ですので、「聴くことが重要」ということはその通りなのですが、あくまでも、「状況に応じて」という留保はつきます。

■それでも、「聴くこと」は重要と考えます

上述の留保点を割り引いても、私は、いまだなお、「聴くことは重要」と考えます。その理由は3つあります。

1つは、「聴くこと」は、あえて意識しないと、ないがしろにされやすい、ということです。私は、人と会話をしているとき、どうしても相手の言葉よりも自分の言いたいことに意識を集中してしまいます。そうした自分の意識を振り返ってみると、根源的に「自己主張したい」という欲求を持っているからではないかと思います。

意識しないで放っておくと、どうしても相手の言葉や立場を忘れがちになってしまうので、あえて「聴くこと」に集中してやっとバランスが取れます。テクニックとしては、相手にうなずく、相手の言葉をそのまま繰り返す、相手の言葉の内容をまとめる、の3つです。

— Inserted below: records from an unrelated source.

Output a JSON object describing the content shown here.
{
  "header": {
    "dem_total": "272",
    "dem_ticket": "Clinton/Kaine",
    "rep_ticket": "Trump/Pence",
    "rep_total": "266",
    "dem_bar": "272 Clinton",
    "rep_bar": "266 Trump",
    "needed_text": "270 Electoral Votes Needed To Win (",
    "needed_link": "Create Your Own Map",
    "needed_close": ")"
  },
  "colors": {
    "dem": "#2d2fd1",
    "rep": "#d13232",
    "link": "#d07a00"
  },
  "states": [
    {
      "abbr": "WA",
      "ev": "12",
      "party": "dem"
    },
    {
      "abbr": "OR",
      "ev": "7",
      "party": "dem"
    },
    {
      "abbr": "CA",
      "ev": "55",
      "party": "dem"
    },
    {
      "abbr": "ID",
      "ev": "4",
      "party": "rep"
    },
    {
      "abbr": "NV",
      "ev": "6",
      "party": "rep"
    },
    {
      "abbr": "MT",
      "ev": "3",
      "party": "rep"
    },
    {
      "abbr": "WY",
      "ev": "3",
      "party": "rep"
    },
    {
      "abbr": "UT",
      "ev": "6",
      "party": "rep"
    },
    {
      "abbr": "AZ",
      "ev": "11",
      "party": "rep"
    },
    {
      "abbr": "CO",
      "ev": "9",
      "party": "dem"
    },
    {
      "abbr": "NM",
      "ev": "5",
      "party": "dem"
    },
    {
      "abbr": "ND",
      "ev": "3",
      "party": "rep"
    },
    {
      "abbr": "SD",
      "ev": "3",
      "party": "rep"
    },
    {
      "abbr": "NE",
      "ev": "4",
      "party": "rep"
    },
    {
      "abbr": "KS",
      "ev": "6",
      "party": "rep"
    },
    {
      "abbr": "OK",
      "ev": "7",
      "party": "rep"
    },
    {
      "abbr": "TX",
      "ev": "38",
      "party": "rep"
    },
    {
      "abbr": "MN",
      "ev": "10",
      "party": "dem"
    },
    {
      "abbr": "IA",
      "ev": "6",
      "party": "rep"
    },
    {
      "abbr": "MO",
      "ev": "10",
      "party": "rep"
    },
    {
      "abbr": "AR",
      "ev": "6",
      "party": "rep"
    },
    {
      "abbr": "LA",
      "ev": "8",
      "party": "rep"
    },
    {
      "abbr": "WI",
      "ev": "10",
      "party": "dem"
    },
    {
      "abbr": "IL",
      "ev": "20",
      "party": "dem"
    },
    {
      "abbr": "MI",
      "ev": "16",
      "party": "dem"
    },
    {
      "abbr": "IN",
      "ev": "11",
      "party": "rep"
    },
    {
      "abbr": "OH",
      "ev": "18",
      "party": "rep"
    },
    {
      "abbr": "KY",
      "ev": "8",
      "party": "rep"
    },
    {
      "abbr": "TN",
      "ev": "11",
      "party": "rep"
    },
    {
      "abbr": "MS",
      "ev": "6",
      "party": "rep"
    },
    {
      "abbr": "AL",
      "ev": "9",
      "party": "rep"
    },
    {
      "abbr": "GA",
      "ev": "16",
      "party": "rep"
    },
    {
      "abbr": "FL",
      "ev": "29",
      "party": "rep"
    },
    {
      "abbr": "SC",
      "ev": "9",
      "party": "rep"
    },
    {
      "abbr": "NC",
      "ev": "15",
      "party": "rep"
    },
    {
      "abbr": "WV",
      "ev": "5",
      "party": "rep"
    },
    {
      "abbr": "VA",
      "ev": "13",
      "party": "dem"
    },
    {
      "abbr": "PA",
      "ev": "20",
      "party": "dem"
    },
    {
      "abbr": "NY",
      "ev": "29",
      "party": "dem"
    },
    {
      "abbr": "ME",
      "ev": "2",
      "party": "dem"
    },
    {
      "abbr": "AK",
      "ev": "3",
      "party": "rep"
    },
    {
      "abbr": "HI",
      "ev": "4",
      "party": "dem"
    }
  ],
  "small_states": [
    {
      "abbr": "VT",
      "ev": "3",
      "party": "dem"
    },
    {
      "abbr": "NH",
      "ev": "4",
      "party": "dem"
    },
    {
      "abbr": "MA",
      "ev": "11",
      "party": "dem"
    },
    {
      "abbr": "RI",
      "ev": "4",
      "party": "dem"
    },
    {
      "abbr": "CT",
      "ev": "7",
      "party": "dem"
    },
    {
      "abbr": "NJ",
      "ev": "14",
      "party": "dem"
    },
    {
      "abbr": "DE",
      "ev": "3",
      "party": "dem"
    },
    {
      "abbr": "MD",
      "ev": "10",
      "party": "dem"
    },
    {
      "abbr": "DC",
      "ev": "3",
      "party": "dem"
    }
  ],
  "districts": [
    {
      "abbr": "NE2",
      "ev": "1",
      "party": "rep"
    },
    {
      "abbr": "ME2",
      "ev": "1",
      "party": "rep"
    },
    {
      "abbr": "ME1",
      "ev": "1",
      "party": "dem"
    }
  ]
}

2つ目は、「聴くこと」が本質的な問題解決に結びつきやすい、ということです。相手を遮って言葉をはさんでしまうと、得てして私の短絡的な思い込みがその場の対応策となってしまいがちです。そうした対応は、その場しのぎにはなっても、問題の根っこには到達できないケースが多いです。やはり、よく「聴く」ことが、相手の本音を引き出し、より本質的な問題解決に向かえることが多いです。

3つ目は、人を尊重するということの第一歩は、聴くことから始まるということです。人を尊重するとは、その人の「認めてもらいたい」という欲求を満足させることがその第一段階だと思います。そして、「認める」第一歩は、まず、「聴くこと」です。

元々、人事の分野で「聴くこと」の重要性は理解していたのですが、子育ての分野・国際政治の分野でも「聴くこと」の重要性が言われていることを知り、ますます、その重要性を認識しました。